Akibat aksi tersebut, korban mengalami kerugian sekitar Rp60 juta.
Wakasat Reskrim Polresta Malang Kota, AKP Didik Arifianto, mengatakan peristiwa itu terjadi pada Minggu (24/5/2026) sekitar pukul 00.16 WIB. Sebelum beraksi, pelaku diduga lebih dulu memastikan kondisi toko sudah tutup dan pemilik meninggalkan lokasi.
“Korban meninggalkan toko yang sudah dikunci setelah tutup sekitar pukul 23.00 WIB. Keesokan paginya korban mendapati pintu belakang terbuka dan etalase dalam kondisi rusak,” ujar Didik, Selasa (30/6/2026).
Korban kemudian mengecek isi etalase dan mendapati 14 unit iPhone berbagai tipe telah hilang. Rekaman CCTV memperlihatkan seorang pria mengenakan helm hitam dan membawa ransel saat menggasak seluruh ponsel tersebut.
Polisi Tangkap Pelaku Sebulan Setelah Beraksi
Berbekal rekaman CCTV dan hasil penyelidikan, polisi akhirnya menangkap FM di wilayah Kecamatan Sukun pada 28 Juni 2026 atau sekitar satu bulan setelah kejadian.

Dari pemeriksaan, pelaku mengaku telah menjual 13 unit iPhone melalui marketplace tanpa kotak atau dijual dalam kondisi batangan. Masing-masing perangkat dilepas dengan harga sekitar Rp5 juta hingga Rp6 juta.
Sementara satu unit iPhone 11 Pro Max sengaja disimpan untuk dipakai sendiri.

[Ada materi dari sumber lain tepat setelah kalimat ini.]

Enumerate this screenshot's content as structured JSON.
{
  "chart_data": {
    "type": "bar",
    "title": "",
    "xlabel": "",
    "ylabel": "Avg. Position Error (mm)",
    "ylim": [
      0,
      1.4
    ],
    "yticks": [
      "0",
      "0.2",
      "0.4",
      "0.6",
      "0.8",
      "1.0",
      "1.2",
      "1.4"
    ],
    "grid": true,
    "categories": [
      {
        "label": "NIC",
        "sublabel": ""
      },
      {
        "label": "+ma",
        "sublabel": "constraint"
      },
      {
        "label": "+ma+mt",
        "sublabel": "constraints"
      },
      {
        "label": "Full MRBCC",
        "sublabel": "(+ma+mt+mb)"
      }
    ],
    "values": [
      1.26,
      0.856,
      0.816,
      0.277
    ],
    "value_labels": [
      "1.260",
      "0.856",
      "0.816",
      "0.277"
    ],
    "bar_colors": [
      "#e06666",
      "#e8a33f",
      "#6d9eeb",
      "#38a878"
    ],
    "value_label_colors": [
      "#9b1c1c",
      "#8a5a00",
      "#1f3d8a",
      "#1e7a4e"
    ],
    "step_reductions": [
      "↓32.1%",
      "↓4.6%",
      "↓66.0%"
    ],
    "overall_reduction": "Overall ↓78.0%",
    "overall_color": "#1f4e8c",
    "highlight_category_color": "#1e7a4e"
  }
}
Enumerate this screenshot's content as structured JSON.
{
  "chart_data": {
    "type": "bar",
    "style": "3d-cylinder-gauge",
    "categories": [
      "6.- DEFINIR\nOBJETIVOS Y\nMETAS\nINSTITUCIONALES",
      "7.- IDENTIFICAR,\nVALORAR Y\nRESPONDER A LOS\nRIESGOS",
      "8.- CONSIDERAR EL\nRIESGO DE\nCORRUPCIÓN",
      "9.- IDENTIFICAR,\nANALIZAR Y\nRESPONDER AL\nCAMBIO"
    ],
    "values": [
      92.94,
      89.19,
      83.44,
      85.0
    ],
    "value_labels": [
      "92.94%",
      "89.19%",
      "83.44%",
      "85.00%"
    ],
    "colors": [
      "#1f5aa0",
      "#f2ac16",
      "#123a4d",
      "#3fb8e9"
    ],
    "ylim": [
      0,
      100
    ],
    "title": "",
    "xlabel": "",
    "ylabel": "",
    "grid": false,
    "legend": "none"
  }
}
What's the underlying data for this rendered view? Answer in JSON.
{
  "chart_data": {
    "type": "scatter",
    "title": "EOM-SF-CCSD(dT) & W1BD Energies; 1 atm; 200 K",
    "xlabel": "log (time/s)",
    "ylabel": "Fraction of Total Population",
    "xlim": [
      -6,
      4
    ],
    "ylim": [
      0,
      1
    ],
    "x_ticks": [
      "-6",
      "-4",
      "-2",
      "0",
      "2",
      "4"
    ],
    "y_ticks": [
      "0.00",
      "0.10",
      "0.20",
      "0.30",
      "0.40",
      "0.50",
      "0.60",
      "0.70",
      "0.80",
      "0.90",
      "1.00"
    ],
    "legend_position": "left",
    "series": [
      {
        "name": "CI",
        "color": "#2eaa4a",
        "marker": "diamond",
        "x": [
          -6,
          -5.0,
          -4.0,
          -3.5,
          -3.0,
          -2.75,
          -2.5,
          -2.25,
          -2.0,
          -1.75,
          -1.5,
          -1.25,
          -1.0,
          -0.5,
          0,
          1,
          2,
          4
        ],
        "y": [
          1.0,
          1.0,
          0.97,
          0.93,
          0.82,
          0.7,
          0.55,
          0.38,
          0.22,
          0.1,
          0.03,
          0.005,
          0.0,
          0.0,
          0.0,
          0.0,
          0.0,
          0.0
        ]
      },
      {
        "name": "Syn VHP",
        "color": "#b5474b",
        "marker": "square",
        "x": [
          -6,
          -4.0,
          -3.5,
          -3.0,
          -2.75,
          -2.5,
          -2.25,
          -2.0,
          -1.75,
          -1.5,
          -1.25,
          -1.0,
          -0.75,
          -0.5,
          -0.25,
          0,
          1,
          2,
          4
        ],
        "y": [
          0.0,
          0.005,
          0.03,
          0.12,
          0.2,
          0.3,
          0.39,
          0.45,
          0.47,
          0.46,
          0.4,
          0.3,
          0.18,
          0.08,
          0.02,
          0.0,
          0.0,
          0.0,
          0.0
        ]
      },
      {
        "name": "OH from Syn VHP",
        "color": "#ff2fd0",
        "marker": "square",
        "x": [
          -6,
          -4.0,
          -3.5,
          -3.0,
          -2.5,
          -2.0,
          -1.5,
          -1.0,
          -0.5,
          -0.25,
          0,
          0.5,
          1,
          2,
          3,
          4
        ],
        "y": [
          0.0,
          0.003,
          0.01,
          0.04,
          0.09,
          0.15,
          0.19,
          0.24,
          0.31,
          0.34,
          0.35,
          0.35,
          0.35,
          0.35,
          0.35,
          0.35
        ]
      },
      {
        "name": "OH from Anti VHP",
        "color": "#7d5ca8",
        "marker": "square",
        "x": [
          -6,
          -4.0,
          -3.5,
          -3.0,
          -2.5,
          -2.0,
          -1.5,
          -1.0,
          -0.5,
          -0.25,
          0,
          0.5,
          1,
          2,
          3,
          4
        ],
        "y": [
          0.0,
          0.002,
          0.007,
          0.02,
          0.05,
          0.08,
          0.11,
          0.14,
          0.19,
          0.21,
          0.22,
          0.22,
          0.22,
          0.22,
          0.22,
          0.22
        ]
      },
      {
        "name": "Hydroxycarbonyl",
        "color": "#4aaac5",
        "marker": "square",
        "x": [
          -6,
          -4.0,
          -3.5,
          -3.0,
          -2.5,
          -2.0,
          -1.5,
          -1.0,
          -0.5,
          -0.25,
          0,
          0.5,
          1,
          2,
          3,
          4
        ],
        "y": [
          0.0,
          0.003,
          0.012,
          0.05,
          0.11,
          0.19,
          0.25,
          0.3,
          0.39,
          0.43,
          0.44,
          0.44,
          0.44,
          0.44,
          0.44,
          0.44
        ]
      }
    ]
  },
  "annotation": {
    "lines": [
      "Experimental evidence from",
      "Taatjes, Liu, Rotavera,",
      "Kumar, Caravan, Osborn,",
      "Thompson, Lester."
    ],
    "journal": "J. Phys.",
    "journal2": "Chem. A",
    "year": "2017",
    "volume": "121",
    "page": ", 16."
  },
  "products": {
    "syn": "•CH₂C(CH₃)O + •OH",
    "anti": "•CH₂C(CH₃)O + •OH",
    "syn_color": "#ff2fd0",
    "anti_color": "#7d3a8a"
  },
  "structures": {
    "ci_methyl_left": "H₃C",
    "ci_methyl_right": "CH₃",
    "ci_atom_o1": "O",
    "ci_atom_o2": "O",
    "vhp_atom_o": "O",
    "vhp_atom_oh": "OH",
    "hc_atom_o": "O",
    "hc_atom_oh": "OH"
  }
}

“Yang sudah dijual ada 13 unit melalui marketplace. Satu unit dipakai sendiri,” kata Didik.
Hasil Penjualan Habis untuk Judol
Menurut Didik, sebagian besar uang hasil penjualan iPhone curian digunakan pelaku untuk bermain Judol. Selain itu, uang tersebut juga dipakai melunasi utang dan memenuhi kebutuhan sehari-hari.
Saat ditangkap, polisi hanya menemukan sisa uang tunai Rp100 ribu.
“Barang bukti yang diamankan berupa 12 kotak dus iPhone, satu unit iPhone yang hendak dipakai sendiri, helm hitam yang digunakan saat beraksi sesuai rekaman CCTV, serta uang tunai Rp100 ribu. Uang itu merupakan sisa hasil penjualan barang curian,” jelasnya.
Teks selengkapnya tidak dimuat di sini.